ORIGINALLY POSTED ON STRAIGHT.COM, JULY 25, 2008
There was a lot of secrecy surrounding the new X-Files movie. The story line was kept under heavy wraps, and when stars David Duchovny and Gillian Anderson made the promotional rounds of the TV talk-show circuit, they’d be all coy about the plot, then look embarrassed after showing a lame clip of their respective characters—former FBI agents Fox Mulder and Dana Scully—chatting while a longhaired loonie (Billy Connolly) got all psychic on their asses.
But the film’s big secret is out now: it sucks.
It kicks off with an army of FBI agents probing the ground with poles as they march across a snow-covered West Virginia field, following the exhortations of Connolly’s freaky Father Joseph (“It’s here! It’s here!”) until he leads them to a spot where a man’s mutilated arm is revealed. The fast-paced search sequence is intercut with shots of a woman driving along slippery, snow-packed roads only to get home and discover intruders who chase her down, but not before one of them takes a garden tool upside the head.
Those action-thriller aspects are soon usurped by heavy-handed, soap opera–style drama as Scully—now a deeply devoted medical doctor—is shown caring for a sweet boy who suffers from a life-threatening disease.
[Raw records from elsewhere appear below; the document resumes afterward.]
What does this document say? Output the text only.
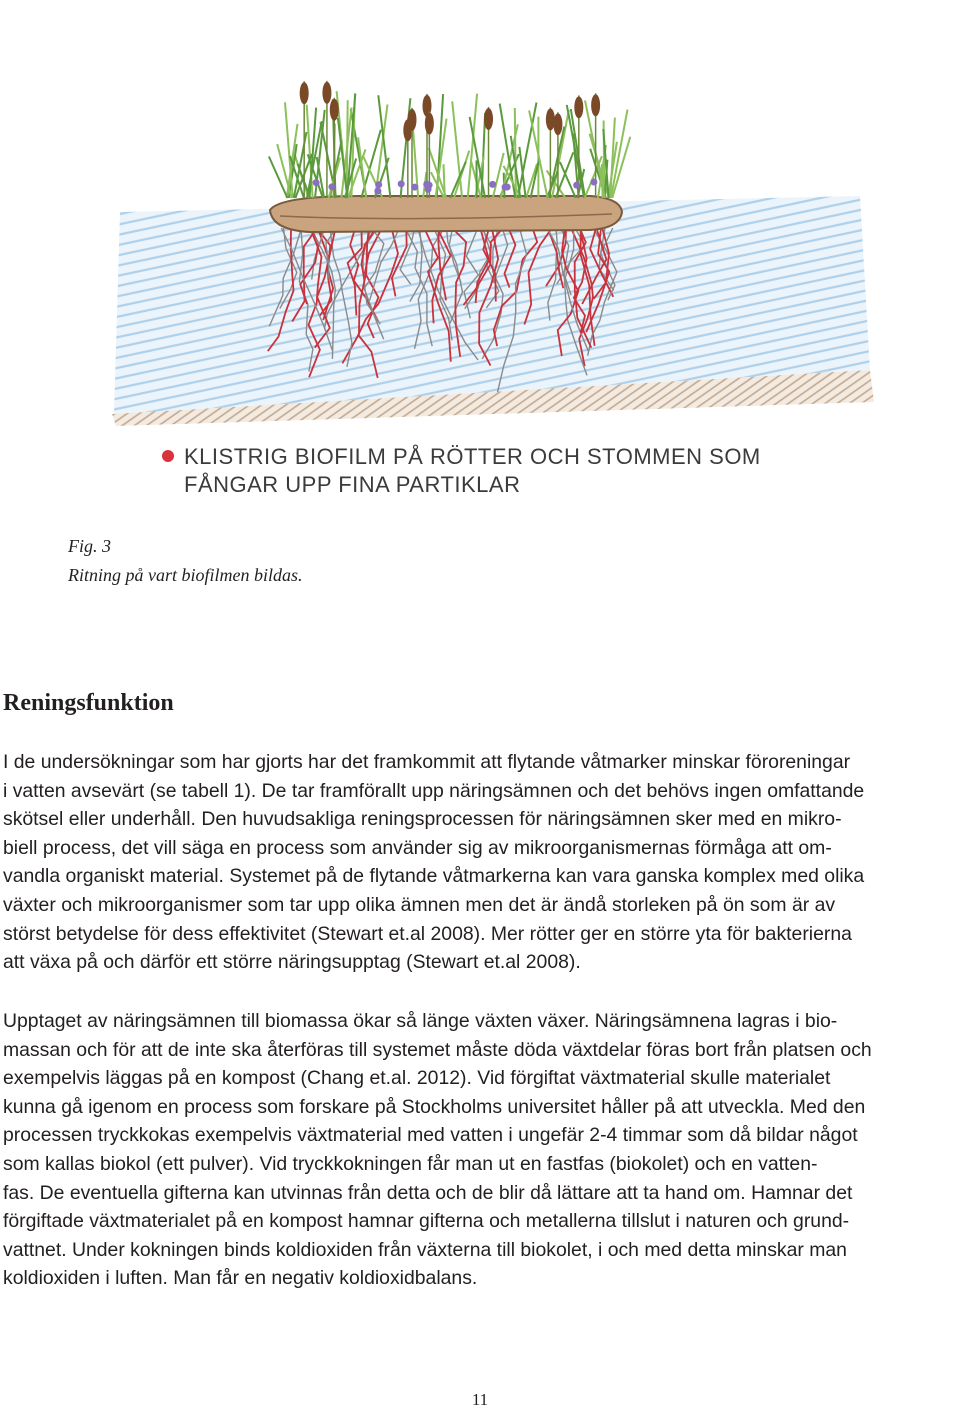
KLISTRIG BIOFILM PÅ RÖTTER OCH STOMMEN SOM
FÅNGAR UPP FINA PARTIKLAR
Fig. 3
Ritning på vart biofilmen bildas.
Reningsfunktion
I de undersökningar som har gjorts har det framkommit att flytande våtmarker minskar föroreningar
i vatten avsevärt (se tabell 1). De tar framförallt upp näringsämnen och det behövs ingen omfattande
skötsel eller underhåll. Den huvudsakliga reningsprocessen för näringsämnen sker med en mikro-
biell process, det vill säga en process som använder sig av mikroorganismernas förmåga att om-
vandla organiskt material. Systemet på de flytande våtmarkerna kan vara ganska komplex med olika
växter och mikroorganismer som tar upp olika ämnen men det är ändå storleken på ön som är av
störst betydelse för dess effektivitet (Stewart et.al 2008). Mer rötter ger en större yta för bakterierna
att växa på och därför ett större näringsupptag (Stewart et.al 2008).
Upptaget av näringsämnen till biomassa ökar så länge växten växer. Näringsämnena lagras i bio-
massan och för att de inte ska återföras till systemet måste döda växtdelar föras bort från platsen och
exempelvis läggas på en kompost (Chang et.al. 2012). Vid förgiftat växtmaterial skulle materialet
kunna gå igenom en process som forskare på Stockholms universitet håller på att utveckla. Med den
processen tryckkokas exempelvis växtmaterial med vatten i ungefär 2-4 timmar som då bildar något
som kallas biokol (ett pulver). Vid tryckkokningen får man ut en fastfas (biokolet) och en vatten-
fas. De eventuella gifterna kan utvinnas från detta och de blir då lättare att ta hand om. Hamnar det
förgiftade växtmaterialet på en kompost hamnar gifterna och metallerna tillslut i naturen och grund-
vattnet. Under kokningen binds koldioxiden från växterna till biokolet, i och med detta minskar man
koldioxiden i luften. Man får en negativ koldioxidbalans.
11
At about this point, Anderson perfects the look of strained concern that will be her stock-in-trade throughout. It comes in handy when she tracks down the reclusive (i.e., bearded) Mulder in his hovel, amongst all his alien-abduction evidence, to ask if he’ll suspend his self-imposed exile and help find a missing agent.
As expected, he grudgingly complies. Next thing you know, the two ex-agents are back roaming the hallways at FBI offices in Washington, D.C., where the fluid camera settles on a portrait of George W. Bush just as the eerie X-Files theme is heard. That’s a portent of subtle comedy to come, but it only manifests through Mulder’s increasingly lame wisecracks.
Apart from the ever-present snow, Canadian content is provided by Callum Keith Rennie, who shows up with a suspect Russian accent as the plot about abductions and harvested body parts unfolds. But that underwhelming story line doesn’t lift the film above the realm of one of the X-Files’ more talky and uninspired TV episodes.
I want to believe this franchise is finished.